Vin Scully, l’homme synonyme de durabilité. Photo : MLB

Celui qui a partagé sa cabine de description avec le légendaire Don Drysdale aura d’abord fait équipe avec Jerry Doggett pendant 31 ans.

En 1993, Scully doit annoncer en ondes le décès de Drysdale, qui a succombé à un arrêt cardiaque dans sa chambre d’hôtel de Montréal lors d’un déplacement du duo pour un match entre les Dodgers et les Expos.

S’adapter aux courants

Avec les années, Scully a eu à s’adapter à des modes de vie qui ont évolué rapidement. Les façons d’être, de s’exprimer, les courants de société, les modes. Le jeu est à la base resté sensiblement le même, mais l’environnement immédiat ne cesse de se transformer.
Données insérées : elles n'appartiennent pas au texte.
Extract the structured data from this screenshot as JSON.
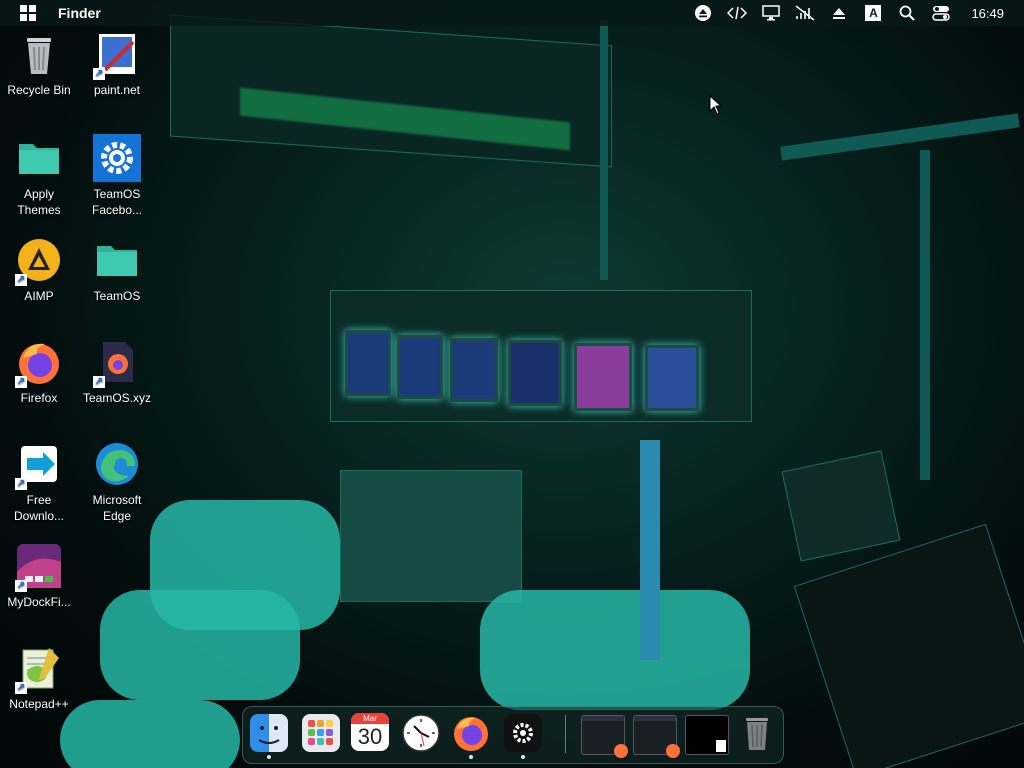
{
  "topbar": {
    "app_name": "Finder",
    "time": "16:49",
    "icons": [
      "windows-logo-icon",
      "eject-icon",
      "code-icon",
      "display-icon",
      "mute-icon",
      "upload-icon",
      "keyboard-layout-icon",
      "search-icon",
      "control-center-icon"
    ],
    "keyboard_letter": "A"
  },
  "desktop_icons": [
    {
      "id": "recycle-bin",
      "label": "Recycle Bin"
    },
    {
      "id": "paint-net",
      "label": "paint.net"
    },
    {
      "id": "apply-themes",
      "label": "Apply Themes"
    },
    {
      "id": "teamos-facebook",
      "label": "TeamOS Facebo..."
    },
    {
      "id": "aimp",
      "label": "AIMP"
    },
    {
      "id": "teamos",
      "label": "TeamOS"
    },
    {
      "id": "firefox",
      "label": "Firefox"
    },
    {
      "id": "teamos-xyz",
      "label": "TeamOS.xyz"
    },
    {
      "id": "free-download",
      "label": "Free Downlo..."
    },
    {
      "id": "microsoft-edge",
      "label": "Microsoft Edge"
    },
    {
      "id": "mydockfinder",
      "label": "MyDockFi..."
    },
    {
      "id": "notepad-plus-plus",
      "label": "Notepad++"
    }
  ],
  "dock": {
    "calendar_month": "Mar",
    "calendar_day": "30",
    "items": [
      "finder-icon",
      "launchpad-icon",
      "calendar-icon",
      "clock-icon",
      "firefox-icon",
      "settings-icon"
    ],
    "thumbnails": [
      "window-thumbnail-1",
      "window-thumbnail-2",
      "window-thumbnail-3"
    ],
    "trash": "trash-icon"
  },
  "colors": {
    "accent": "#2ec4b0",
    "topbar_bg": "#08191699"
  }
}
« Aujourd’hui, à la télévision, vous avez l’expert analyste qui a lui-même joué la game. Il y a une tendance à parler après chaque lancer ou après chaque jeu. Je ne sais pas. Peut-être qu’il doit justifier son rôle, sa raison d’être dans la cabine.

Et aujourd’hui, ils pénètrent dans des zones où je suis totalement perdu. Ils passent énormément de temps sur la manière de lancer une certaine hauteur. Je suis fondamentalement simple d’esprit. Si je regarde un match, je n’ai pas besoin de savoir lancer un certain lancer. »

Devant ces constats, l’homme devait constamment se remettre en question, car les aspects techniques prenaient de plus en plus de place dans son quotidien.

Questionné à savoir s’il avait préféré son travail à la télévision ou à la radio, il a répondu:

« La radio n’est pas du tout contraignante. Quand quelque chose se passe, je peux raconter une histoire ou parler d’un enfant assis au huitième rang en train de manger du maïs soufflé. Il offre une totale liberté pour peindre et créer une image. À la télévision, l’image est là. Vous devez faire attention à ne pas trop parler. Un homme qui travaille à la télévision doit avoir l’œil rivé sur l’écran et parler de tous les plans à l’écran.

S’asseoir, se détendre, s’amuser; la radio était plus amusante que la télévision. »

Durant ses dernières années de travail, Scully, octogénaire, décrit les parties locales des Dodgers et limite ses déplacements aux matchs à l’extérieur disputés en Californie où dans les États rapprochés, notamment l’Arizona. Il décrit environ 100 matchs par saison. Vers la fin de sa carrière, il ne signait que des contrats d’un an et annonçait à la direction de l’équipe des Dodgers s’il était de retour pour une année supplémentaire.